Silvestrol effects on caspase activation. CLL patient cells were treated either with 80 nM silvestrol or 200 nM flavopiridol for 16 hours. Caspases were assessed by immunoblot. Controls are Jurkat cells with or without ultraviolet irradiation. Representative results from 1 of 4 patient samples are shown.

Figure 7

In vivo efficacy of silvestrol. (A) B-cell selectivity of silvestrol in vivo: Eμ-TCL1 mice with leukemia were injected intraperitoneally either with vehicle or 1.5 mg/kg silvestrol (n = 4 each) daily for 5 days for 2 weeks. Percentages of B and T cells were assessed by CD3/CD19 flow cytometry and total lymphocytes by blood smear. Each shape represents 1 animal; circles represent B cells, and triangles represent T cells. Horizontal bars are the average for the group. B-cell reduction in silvestrol-treated mice relative to that in vehicle-treated control mice at week 2 was significant (P = .009).

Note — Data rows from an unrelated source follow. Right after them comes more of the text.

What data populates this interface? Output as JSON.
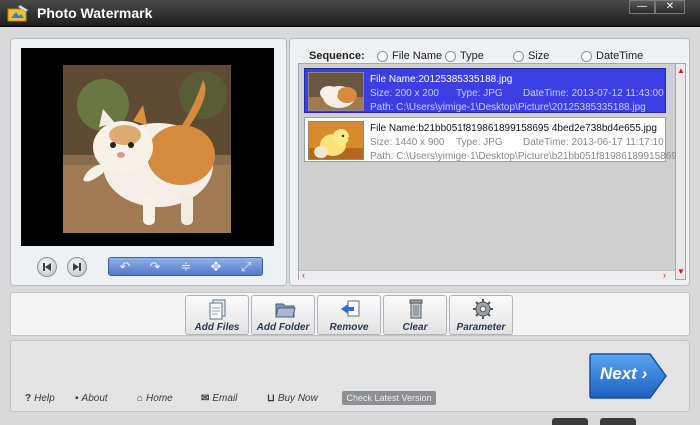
{
  "window": {
    "title": "Photo Watermark",
    "minimize_glyph": "—",
    "close_glyph": "✕"
  },
  "preview": {
    "controls": [
      "prev-icon",
      "next-icon"
    ],
    "tools": [
      "↶",
      "↷",
      "≑",
      "✥",
      "⤢"
    ]
  },
  "sequence": {
    "label": "Sequence:",
    "options": [
      "File Name",
      "Type",
      "Size",
      "DateTime"
    ]
  },
  "files": [
    {
      "name_label": "File Name:20125385335188.jpg",
      "size_label": "Size: 200 x 200",
      "type_label": "Type: JPG",
      "date_label": "DateTime: 2013-07-12 11:43:00",
      "path_label": "Path: C:\\Users\\yimige-1\\Desktop\\Picture\\20125385335188.jpg",
      "selected": true
    },
    {
      "name_label": "File Name:b21bb051f819861899158695 4bed2e738bd4e655.jpg",
      "size_label": "Size: 1440 x 900",
      "type_label": "Type: JPG",
      "date_label": "DateTime: 2013-06-17 11:17:10",
      "path_label": "Path: C:\\Users\\yimige-1\\Desktop\\Picture\\b21bb051f81986189915869...",
      "selected": false
    }
  ],
  "actions": {
    "add_files": "Add Files",
    "add_folder": "Add Folder",
    "remove": "Remove",
    "clear": "Clear",
    "parameter": "Parameter"
  },
  "footer": {
    "help": "Help",
    "about": "About",
    "home": "Home",
    "email": "Email",
    "buy_now": "Buy Now",
    "check_latest": "Check Latest Version",
    "next": "Next ›"
  },
  "colors": {
    "selection": "#3b3fe3",
    "next_button": "#2f78d8",
    "scroll_arrow": "#c81a1a"
  }
}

No significant changes in T cells were detected. (B) In vivo efficacy of silvestrol in a xenograft model of ALL: SCID mice that received a transplant of 697 ALL cells were injected intraperitoneally with vehicle only (n = 13) or silvestrol (n = 14) at 1.5 mg/kg every other day, starting 1 week after engraftment. Survival difference between the treated and untreated groups was significant (P = .002). * indicates 3 silvestrol-treated mice survived to 6 weeks after engraftment without symptoms of disease or toxicity. These mice were then followed without treatment for an additional 6 weeks and killed for examination. No evidence of disease or toxicity was found.